8. The system (100) for payment management of electric vehicle as claimed in claim 1, wherein said prediction module (107) is configured to: a) apply the machine learning technique to identify a hidden correlation and a behavioural pattern within the set of parameters which are considered an input vector by the prediction module (107);b) compute a payment propensity score based on the identified hidden correlation and the behavioural pattern representing a probability of the user making the payment of the corresponding due amount; c) generate the prediction from the payment propensity score and thereafter comparing the prediction to an actual behaviour displayed by the user; d) determine a deviation or tolerance between the prediction and the actual behaviour and presenting the deviation as a feedback input into the prediction module (107) for updating a plurality of weights which are assigned to the set of parameters and thereby increasing an accuracy of the prediction.

9. The system (100) for payment management of electric vehicle as claimed in claim 1, wherein said system (100) operates in real time and predicts the ability of a user to pay a corresponding due amount within 2 to 3 seconds.

10. A method for payment management of electric vehicle comprises step of: a) receiving, via a data collection module (103), a set of data from one or more sources; b) conducting, via a data pre-processor module ( 104), one or more operations on the set of data obtained from step (a) to remove the unwanted data, thereby obtaining a pre-processed data; c) performing, via a data analysis module (105), a set of statistical analysis operations on the pre-processed data that is obtained from step (b) to further obtain a feature set; d) selecting, via a feature extraction module (106), a set of parameters from the feature set obtained from step (c) which are correlated for prediction; e) processing, via a prediction module (107) by a machine learning technique, the set of features for predicting the ability of a user to pay a corresponding due amount.

11. The method for payment management of electric vehicles as claimed in the claim 10, wherein said one or more sources include data repository, online database and offline database.

12. The method for payment management of electric vehicles as claimed in the claim 10, wherein said set of data includes battery data such as location, daily running and battery health, behavioural data such as age, social score, telco score, identity confidence, payment history, credit score and loan amount.

13. The method for payment management of electric vehicles as claimed in the claim 10, wherein said one or more operations include data cleaning, data integration, data transformation, data reduction, data discretization, data normalization.
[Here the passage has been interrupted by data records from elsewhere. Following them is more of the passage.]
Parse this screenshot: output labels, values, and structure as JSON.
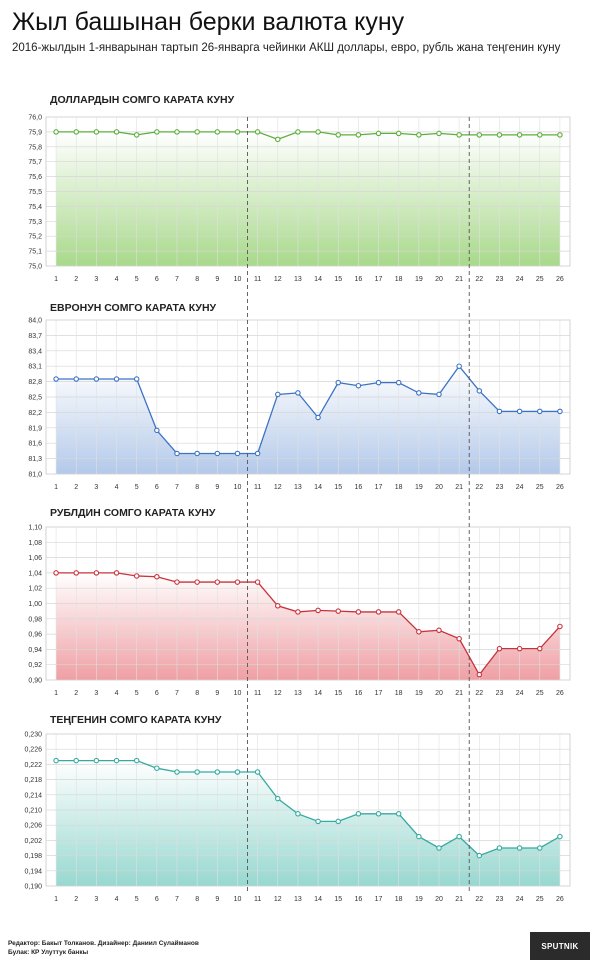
{
  "header": {
    "title": "Жыл башынан берки валюта куну",
    "subtitle": "2016-жылдын 1-январынан тартып 26-январга чейинки АКШ доллары, евро, рубль жана теңгенин куну"
  },
  "footer": {
    "credits": "Редактор: Бакыт Толканов. Дизайнер: Даниил Сулайманов",
    "source": "Булак: КР Улуттук банкы",
    "logo_text": "SPUTNIK"
  },
  "chart_data": [
    {
      "type": "line",
      "title": "ДОЛЛАРДЫН СОМГО КАРАТА КУНУ",
      "x": [
        1,
        2,
        3,
        4,
        5,
        6,
        7,
        8,
        9,
        10,
        11,
        12,
        13,
        14,
        15,
        16,
        17,
        18,
        19,
        20,
        21,
        22,
        23,
        24,
        25,
        26
      ],
      "yticks": [
        "75,0",
        "75,1",
        "75,2",
        "75,3",
        "75,4",
        "75,5",
        "75,6",
        "75,7",
        "75,8",
        "75,9",
        "76,0"
      ],
      "ylim": [
        75.0,
        76.0
      ],
      "values": [
        75.9,
        75.9,
        75.9,
        75.9,
        75.88,
        75.9,
        75.9,
        75.9,
        75.9,
        75.9,
        75.9,
        75.85,
        75.9,
        75.9,
        75.88,
        75.88,
        75.89,
        75.89,
        75.88,
        75.89,
        75.88,
        75.88,
        75.88,
        75.88,
        75.88,
        75.88
      ],
      "color": "#5cae3c",
      "fill_top": "#ffffff",
      "fill_bottom": "#a8d98a",
      "grid": true,
      "vlines": [
        11,
        22
      ]
    },
    {
      "type": "line",
      "title": "ЕВРОНУН СОМГО КАРАТА КУНУ",
      "x": [
        1,
        2,
        3,
        4,
        5,
        6,
        7,
        8,
        9,
        10,
        11,
        12,
        13,
        14,
        15,
        16,
        17,
        18,
        19,
        20,
        21,
        22,
        23,
        24,
        25,
        26
      ],
      "yticks": [
        "81,0",
        "81,3",
        "81,6",
        "81,9",
        "82,2",
        "82,5",
        "82,8",
        "83,1",
        "83,4",
        "83,7",
        "84,0"
      ],
      "ylim": [
        81.0,
        84.0
      ],
      "values": [
        82.85,
        82.85,
        82.85,
        82.85,
        82.85,
        81.85,
        81.4,
        81.4,
        81.4,
        81.4,
        81.4,
        82.55,
        82.58,
        82.1,
        82.78,
        82.72,
        82.78,
        82.78,
        82.58,
        82.55,
        83.1,
        82.62,
        82.22,
        82.22,
        82.22,
        82.22
      ],
      "color": "#3d73c4",
      "fill_top": "#ffffff",
      "fill_bottom": "#b3c9ea",
      "grid": true,
      "vlines": [
        11,
        22
      ]
    },
    {
      "type": "line",
      "title": "РУБЛДИН СОМГО КАРАТА КУНУ",
      "x": [
        1,
        2,
        3,
        4,
        5,
        6,
        7,
        8,
        9,
        10,
        11,
        12,
        13,
        14,
        15,
        16,
        17,
        18,
        19,
        20,
        21,
        22,
        23,
        24,
        25,
        26
      ],
      "yticks": [
        "0,90",
        "0,92",
        "0,94",
        "0,96",
        "0,98",
        "1,00",
        "1,02",
        "1,04",
        "1,06",
        "1,08",
        "1,10"
      ],
      "ylim": [
        0.9,
        1.1
      ],
      "values": [
        1.04,
        1.04,
        1.04,
        1.04,
        1.036,
        1.035,
        1.028,
        1.028,
        1.028,
        1.028,
        1.028,
        0.997,
        0.989,
        0.991,
        0.99,
        0.989,
        0.989,
        0.989,
        0.963,
        0.965,
        0.954,
        0.907,
        0.941,
        0.941,
        0.941,
        0.97
      ],
      "color": "#c8323c",
      "fill_top": "#ffffff",
      "fill_bottom": "#ef9fa4",
      "grid": true,
      "vlines": [
        11,
        22
      ]
    },
    {
      "type": "line",
      "title": "ТЕҢГЕНИН СОМГО КАРАТА КУНУ",
      "x": [
        1,
        2,
        3,
        4,
        5,
        6,
        7,
        8,
        9,
        10,
        11,
        12,
        13,
        14,
        15,
        16,
        17,
        18,
        19,
        20,
        21,
        22,
        23,
        24,
        25,
        26
      ],
      "yticks": [
        "0,190",
        "0,194",
        "0,198",
        "0,202",
        "0,206",
        "0,210",
        "0,214",
        "0,218",
        "0,222",
        "0,226",
        "0,230"
      ],
      "ylim": [
        0.19,
        0.23
      ],
      "values": [
        0.223,
        0.223,
        0.223,
        0.223,
        0.223,
        0.221,
        0.22,
        0.22,
        0.22,
        0.22,
        0.22,
        0.213,
        0.209,
        0.207,
        0.207,
        0.209,
        0.209,
        0.209,
        0.203,
        0.2,
        0.203,
        0.198,
        0.2,
        0.2,
        0.2,
        0.203
      ],
      "color": "#35aaa0",
      "fill_top": "#ffffff",
      "fill_bottom": "#97d8d0",
      "grid": true,
      "vlines": [
        11,
        22
      ]
    }
  ]
}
14. The method for payment management of electric vehicles as claimed in the claim 10, wherein said set of parameters include social footprint score, identity confidence score, karma score (daily running km, service turnaround time (TAT) (100% uptime), net promoter score (NPS)), digital footprint, loan tenure, down payment, residence status, vehicle ownership, earning behaviour.
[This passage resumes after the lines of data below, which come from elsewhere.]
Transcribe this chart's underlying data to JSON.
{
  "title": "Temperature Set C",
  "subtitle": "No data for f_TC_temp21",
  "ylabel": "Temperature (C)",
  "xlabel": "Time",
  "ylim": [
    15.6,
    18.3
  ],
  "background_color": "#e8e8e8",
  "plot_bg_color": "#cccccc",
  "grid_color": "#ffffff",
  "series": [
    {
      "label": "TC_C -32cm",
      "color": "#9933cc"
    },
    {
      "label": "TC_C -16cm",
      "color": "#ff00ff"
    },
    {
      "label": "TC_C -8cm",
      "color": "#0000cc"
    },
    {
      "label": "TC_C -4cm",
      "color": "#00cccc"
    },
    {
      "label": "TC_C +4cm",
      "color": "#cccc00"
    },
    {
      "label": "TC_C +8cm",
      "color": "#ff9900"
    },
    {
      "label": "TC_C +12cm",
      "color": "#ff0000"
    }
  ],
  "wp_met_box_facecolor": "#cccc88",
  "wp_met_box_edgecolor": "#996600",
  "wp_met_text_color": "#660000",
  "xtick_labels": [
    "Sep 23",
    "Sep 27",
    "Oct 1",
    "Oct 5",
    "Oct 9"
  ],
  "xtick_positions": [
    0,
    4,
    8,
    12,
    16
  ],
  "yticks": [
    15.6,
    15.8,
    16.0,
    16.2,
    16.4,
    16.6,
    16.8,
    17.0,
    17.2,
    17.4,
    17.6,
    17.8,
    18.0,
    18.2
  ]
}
15. The method for payment management of electric vehicles as claimed in the claim 10, wherein said method further comprises the steps of: a) applying, via the prediction module (107), the machine learning technique to identify a hidden correlation and a behavioural pattern within the set of parameters which are considered an input vector by the prediction module (107); b) computing, via the prediction module (107), a payment propensity score based on the identified hidden correlation and the behavioural pattern representing a probability of the user making the payment of the corresponding due amount;c) generating, via the prediction module (107), the prediction from the payment propensity score and thereafter comparing the prediction to an actual behaviour displayed by the user; and d) determining, via the prediction module (107), a deviation or tolerance between the prediction and the actual behaviour and presenting the deviation as a feedback input into the prediction module (107) for updating a plurality of weights which are assigned to the set of parameters and thereby increasing an accuracy of the prediction.